Ooo! Just hearing about it gets me all excited. My hoomin says I am too young to have a boyfriend bunn, but I already know I really really want one. Really. I agree, the quilting stuff does have stupid names... Well anything is stupid if you can't pee on it or chew it, I think. My hoomin spends way too much time doing sewing stuff. What she needs to do is take me and the dog outside more often. We get bored chewing and peeing on things in the house!

xox Mary Jane


----------



## NorthernAutumn (May 7, 2009)

You guys are too funny :biggrin2:
Super cool snuggle sack!


----------



## dustbunnyodoom.com (May 7, 2009)

I love this! Thank you so (sew) much for posting a tutorial.


----------



## Nibbles96 (Aug 3, 2009)

Hi there, dis is nibbles! I begged mah hoomin to make me one of dos but she said I probably won't fit in there cuz I'm too big! :cry2Maybe I'll go steal her blankie though so I can cuddle wiff dat!


----------



## Stone_family3 (Aug 7, 2009)

I made one for my rabbit using juicy juice bottles. She loves it, I never actually see her in it but I clean poop out ever morning....lol. 

Thanks for the tutorial


----------



## MagnoliaDee (Aug 7, 2009)

OMG... that's the best... I'm gonna have to try making one of those!


----------



## Jess4921 (Aug 7, 2009)

Smudge here!
My hoomin made my a snuggle sack, and dis hammock thingy like MJ has... Da sack is scary! My hoomin put me in it, and it was dark and I couldnt find da way out! But den my hoomin turned me awound and helped me find da hole. 
And da hammock she made me was too tiny... Hoomin isnt good wif proportions. But now she maked bigger one. 
I wont use it... My hoomin has been bad slave, givin me meds and all, and I must punish.

My hoomin needs a life anyway...


----------



## SilverBirchRabbitry (Aug 8, 2009)

It is me Biscotti!

My hooman made me a cozy snuggie sack! She used cute blue material with turqoise fishez on it! I wuvz it! Fank you vewy much for the amazing directions to make onez for me! Will post pics later!


----------



## Gacktoholic96 (Aug 8, 2009)

That picture of your bunny in a snuggle sack is SO FLIPPIN' CUTE!!!!!!!!!!!! 

I might actually make this one day~ Thanks for the tutorial!


----------



## SunnyCait (Aug 11, 2009)

I think we need pictures, all you people who've made snuggle sacks! LOL


----------



## SilverBirchRabbitry (Aug 11, 2009)

I will post mine when I get back to my moms house 

I like it lol and so do my baby rabbits


----------



## MagnoliaDee (Aug 22, 2009)

My hoomin hasn't made me anyfing yet... =(

But I'm tryin' to talk her into a snuggle sak now. Her says her doesn't have a sewin' mahshein... 

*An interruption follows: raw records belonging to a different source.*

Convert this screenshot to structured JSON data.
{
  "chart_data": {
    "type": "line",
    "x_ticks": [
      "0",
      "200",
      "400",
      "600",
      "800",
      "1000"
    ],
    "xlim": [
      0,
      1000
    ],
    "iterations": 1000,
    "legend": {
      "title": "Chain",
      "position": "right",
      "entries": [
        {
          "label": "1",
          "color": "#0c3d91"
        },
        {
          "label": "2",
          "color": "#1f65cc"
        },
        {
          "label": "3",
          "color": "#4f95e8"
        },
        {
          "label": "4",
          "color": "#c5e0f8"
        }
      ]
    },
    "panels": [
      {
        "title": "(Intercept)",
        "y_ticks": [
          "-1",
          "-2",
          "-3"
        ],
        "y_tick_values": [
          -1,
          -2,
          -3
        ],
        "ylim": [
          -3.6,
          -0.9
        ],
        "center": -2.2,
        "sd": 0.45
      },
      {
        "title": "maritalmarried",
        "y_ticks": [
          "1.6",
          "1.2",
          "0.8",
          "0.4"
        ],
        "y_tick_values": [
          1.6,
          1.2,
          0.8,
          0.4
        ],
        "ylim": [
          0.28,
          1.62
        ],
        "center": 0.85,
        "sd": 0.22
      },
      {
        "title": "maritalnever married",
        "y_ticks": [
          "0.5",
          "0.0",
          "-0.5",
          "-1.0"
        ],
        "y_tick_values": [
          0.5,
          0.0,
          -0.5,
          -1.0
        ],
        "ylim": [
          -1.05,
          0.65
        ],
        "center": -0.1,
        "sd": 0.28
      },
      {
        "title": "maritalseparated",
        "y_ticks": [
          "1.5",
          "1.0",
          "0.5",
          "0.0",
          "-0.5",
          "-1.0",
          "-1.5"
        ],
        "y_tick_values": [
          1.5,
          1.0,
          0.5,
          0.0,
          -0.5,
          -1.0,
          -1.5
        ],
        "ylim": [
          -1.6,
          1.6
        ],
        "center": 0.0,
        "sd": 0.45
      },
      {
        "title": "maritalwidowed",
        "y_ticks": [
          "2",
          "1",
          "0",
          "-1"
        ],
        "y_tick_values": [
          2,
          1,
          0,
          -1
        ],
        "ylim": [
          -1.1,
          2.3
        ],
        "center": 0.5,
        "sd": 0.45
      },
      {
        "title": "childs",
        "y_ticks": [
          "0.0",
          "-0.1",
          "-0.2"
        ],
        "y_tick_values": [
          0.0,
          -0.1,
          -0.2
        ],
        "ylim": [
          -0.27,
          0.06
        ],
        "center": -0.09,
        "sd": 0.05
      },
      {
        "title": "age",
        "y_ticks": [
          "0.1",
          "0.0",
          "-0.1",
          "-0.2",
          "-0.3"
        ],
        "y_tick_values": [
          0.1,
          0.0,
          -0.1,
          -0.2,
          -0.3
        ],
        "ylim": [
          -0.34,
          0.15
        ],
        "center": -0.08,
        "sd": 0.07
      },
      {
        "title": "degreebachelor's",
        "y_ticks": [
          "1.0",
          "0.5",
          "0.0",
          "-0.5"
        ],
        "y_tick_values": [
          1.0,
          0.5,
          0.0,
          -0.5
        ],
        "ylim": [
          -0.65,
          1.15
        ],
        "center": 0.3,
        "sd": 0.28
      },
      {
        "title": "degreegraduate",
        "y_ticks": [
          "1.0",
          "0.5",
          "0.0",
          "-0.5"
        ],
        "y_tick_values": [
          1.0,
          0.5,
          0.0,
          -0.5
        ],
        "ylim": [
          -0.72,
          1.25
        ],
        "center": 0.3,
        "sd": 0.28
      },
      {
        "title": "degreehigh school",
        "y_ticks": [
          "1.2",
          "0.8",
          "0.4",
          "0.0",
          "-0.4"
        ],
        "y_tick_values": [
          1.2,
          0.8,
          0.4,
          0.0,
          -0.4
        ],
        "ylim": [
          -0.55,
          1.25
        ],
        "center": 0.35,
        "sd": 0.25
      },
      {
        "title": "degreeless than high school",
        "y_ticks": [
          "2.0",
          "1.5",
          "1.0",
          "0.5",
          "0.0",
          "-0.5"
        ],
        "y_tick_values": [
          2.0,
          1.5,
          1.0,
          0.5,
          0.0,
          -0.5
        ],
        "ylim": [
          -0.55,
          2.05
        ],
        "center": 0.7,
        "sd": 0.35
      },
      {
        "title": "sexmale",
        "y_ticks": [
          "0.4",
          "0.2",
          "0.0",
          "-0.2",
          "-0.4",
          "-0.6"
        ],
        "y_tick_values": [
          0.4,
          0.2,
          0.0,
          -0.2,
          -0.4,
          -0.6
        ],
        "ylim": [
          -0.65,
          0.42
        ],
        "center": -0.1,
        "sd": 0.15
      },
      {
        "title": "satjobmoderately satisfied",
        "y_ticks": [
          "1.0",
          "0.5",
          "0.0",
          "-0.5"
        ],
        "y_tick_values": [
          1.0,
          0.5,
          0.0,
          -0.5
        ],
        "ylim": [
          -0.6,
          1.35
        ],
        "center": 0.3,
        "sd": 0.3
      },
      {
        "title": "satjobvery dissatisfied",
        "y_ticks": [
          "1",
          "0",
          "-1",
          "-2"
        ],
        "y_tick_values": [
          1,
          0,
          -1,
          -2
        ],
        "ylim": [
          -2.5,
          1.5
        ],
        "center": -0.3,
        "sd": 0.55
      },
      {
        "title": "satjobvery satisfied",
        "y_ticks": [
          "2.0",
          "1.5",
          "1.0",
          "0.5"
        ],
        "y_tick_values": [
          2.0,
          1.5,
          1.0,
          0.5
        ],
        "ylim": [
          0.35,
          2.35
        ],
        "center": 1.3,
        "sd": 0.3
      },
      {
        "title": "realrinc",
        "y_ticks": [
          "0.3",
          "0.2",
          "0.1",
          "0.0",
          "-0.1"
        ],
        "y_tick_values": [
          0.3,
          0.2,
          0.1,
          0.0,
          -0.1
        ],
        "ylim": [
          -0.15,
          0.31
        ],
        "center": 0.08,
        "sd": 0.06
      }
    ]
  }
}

Can you git yer hoomin to tell ma hoomin how to maked da hammok?

Fanks,
Lego


----------



## hartleybun (Aug 22, 2009)

*MagnoliaDee wrote: *


> . Her says her doesn't have a sewin' mahshein...



dis real disgrace. yer hoomin can do sewin wiv her paws - like what mine does too - she got old timey sewin machine and it real heavy - she cant lift it - and forgets to ask other hoomins to lift it on to table for her.

dont lissen to excuses - you iz a bun and yer hoomin shood make wat ever you wants made

luv roxy


----------